Stadium in Kuching, Sarawak, Malaysia

Taha Ariffin Stadium (Stadium Taha Ariffin) formerly State Stadium is a multi-purpose stadium in Kuching, Sarawak, Malaysia. It is currently used mostly for football matches. The stadium holds 30,000 people. The stadium hosted the Sukma Games in 1990, which Sarawak won. State Stadium is located in an area of 5 hectares in Petra Jaya. It was officially opened on 27 August 1983. The stadium is adjacent to the new Sarawak Stadium (also known as Tan Sri Haji Adenan Satem Stadium). This stadium also as the official home of the well-known local football club Kuching City F.C..

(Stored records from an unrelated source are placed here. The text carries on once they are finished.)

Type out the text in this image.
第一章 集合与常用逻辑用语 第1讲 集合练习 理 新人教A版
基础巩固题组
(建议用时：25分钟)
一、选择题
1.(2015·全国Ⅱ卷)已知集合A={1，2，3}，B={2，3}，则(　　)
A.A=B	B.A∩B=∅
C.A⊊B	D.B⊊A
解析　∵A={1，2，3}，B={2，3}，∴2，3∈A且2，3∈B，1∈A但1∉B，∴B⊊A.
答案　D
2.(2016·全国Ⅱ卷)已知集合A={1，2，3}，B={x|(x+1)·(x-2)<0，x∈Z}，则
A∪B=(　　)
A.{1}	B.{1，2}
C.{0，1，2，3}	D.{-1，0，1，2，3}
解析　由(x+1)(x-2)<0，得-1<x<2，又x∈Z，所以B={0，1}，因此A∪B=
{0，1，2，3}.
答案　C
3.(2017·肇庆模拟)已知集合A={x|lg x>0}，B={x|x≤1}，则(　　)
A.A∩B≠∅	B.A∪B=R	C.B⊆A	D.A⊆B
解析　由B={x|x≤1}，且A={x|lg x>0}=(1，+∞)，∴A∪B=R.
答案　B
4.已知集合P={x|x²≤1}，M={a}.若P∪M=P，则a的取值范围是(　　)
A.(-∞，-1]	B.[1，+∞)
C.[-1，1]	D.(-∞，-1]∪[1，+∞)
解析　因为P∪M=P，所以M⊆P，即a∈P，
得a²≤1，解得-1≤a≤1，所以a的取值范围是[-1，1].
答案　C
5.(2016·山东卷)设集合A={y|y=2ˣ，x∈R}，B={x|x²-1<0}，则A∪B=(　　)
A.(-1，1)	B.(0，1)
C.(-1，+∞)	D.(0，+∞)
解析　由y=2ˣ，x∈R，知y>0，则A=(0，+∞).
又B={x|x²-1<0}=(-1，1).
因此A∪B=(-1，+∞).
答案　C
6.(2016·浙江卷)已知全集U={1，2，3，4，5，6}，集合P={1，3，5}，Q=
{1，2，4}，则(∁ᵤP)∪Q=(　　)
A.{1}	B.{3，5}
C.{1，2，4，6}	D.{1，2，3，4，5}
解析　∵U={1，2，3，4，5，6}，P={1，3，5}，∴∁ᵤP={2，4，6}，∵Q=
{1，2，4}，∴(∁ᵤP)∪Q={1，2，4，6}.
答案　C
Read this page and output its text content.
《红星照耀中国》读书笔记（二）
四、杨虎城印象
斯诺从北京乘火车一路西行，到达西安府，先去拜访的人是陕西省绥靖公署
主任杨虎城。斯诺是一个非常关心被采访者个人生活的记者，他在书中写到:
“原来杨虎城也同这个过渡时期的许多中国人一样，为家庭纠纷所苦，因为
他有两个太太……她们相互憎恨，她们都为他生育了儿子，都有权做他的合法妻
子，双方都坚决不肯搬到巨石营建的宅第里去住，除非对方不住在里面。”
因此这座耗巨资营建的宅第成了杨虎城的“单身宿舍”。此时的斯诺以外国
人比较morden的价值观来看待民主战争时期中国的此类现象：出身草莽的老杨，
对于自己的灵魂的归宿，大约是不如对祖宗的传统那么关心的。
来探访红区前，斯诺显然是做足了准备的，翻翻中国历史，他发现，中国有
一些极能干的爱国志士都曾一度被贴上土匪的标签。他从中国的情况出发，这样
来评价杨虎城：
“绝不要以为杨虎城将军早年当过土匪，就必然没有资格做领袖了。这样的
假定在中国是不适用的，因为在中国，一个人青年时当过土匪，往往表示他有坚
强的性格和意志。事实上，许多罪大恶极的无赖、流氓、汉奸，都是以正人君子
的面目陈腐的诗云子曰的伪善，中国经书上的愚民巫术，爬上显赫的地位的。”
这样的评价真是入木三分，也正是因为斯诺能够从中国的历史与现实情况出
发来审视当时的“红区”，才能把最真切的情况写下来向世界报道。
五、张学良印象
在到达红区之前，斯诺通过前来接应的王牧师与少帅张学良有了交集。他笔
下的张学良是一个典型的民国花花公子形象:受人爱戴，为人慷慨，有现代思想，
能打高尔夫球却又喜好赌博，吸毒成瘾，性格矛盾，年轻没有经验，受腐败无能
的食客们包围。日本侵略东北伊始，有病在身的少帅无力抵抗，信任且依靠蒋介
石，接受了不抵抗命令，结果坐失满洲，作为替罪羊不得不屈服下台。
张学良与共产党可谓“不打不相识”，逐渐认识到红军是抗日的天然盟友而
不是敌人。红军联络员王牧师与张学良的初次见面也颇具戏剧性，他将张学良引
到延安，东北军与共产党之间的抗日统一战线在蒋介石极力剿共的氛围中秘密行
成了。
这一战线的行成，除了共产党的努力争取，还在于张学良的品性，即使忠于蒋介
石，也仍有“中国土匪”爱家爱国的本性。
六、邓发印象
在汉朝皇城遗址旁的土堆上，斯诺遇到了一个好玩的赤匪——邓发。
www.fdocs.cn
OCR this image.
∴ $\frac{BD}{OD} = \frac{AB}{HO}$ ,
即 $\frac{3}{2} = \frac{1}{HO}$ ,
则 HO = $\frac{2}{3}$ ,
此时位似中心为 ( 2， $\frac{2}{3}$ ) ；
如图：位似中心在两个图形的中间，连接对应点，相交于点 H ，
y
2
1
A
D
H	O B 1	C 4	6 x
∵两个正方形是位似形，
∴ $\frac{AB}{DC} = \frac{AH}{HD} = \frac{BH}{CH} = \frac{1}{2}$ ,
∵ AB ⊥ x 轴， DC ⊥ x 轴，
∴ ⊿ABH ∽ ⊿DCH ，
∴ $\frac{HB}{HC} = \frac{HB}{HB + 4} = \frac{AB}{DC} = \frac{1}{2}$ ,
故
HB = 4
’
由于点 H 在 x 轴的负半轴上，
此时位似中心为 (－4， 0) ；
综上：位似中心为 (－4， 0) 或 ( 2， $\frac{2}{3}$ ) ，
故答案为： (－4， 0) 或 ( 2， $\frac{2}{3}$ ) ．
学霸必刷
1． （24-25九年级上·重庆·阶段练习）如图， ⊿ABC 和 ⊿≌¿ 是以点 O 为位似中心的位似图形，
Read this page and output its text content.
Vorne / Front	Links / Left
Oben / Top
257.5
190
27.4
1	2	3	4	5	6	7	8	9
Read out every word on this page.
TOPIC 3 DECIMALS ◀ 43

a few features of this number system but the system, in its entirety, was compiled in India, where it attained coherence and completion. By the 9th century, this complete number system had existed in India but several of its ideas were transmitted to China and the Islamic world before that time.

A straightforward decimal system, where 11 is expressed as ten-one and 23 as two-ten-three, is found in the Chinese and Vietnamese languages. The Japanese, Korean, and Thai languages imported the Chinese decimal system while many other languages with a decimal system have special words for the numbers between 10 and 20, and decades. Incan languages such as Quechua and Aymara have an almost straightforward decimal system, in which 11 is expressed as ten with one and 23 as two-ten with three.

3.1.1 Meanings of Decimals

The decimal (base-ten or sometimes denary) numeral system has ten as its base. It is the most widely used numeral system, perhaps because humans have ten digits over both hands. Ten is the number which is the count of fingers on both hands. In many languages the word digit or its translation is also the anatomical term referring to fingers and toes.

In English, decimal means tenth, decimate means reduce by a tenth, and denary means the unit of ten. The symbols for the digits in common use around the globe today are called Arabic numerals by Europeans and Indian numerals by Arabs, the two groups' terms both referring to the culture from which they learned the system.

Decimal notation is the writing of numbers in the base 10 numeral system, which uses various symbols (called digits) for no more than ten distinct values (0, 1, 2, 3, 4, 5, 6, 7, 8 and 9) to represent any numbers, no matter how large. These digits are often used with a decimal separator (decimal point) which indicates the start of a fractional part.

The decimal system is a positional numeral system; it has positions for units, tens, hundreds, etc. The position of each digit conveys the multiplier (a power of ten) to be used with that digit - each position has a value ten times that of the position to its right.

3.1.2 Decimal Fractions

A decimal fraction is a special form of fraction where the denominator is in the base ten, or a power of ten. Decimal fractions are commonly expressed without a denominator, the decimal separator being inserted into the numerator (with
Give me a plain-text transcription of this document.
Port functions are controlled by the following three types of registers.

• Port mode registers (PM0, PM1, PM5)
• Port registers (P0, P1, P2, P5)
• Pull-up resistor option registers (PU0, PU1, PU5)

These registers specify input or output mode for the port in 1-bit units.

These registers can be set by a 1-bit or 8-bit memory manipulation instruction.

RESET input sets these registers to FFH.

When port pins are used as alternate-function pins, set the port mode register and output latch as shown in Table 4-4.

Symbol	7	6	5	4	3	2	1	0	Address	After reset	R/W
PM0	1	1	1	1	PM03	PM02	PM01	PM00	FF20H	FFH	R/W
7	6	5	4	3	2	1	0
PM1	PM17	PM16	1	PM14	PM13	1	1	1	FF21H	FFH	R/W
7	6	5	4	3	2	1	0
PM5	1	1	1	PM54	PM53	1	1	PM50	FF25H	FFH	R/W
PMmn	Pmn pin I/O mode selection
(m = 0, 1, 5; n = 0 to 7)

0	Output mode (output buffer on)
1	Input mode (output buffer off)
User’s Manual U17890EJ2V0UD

Taha Ariffin Stadium is the newly approved name for the Sarawak State Stadium (Stadium Negeri Sarawak), located within the Sarawak Sports Complex in Petra Jaya, Kuching. The Sarawak State Government officially announced this renaming on 19 May 2026.

This stadium venue is named in memory of the late Datuk Mohamad Taha Ariffin, who founded the Football Association of Sarawak (FAS) in 1974 and served as its president from 1997 to 2003. He was a pivotal figure in developing Sarawak football during its successful 1990s era.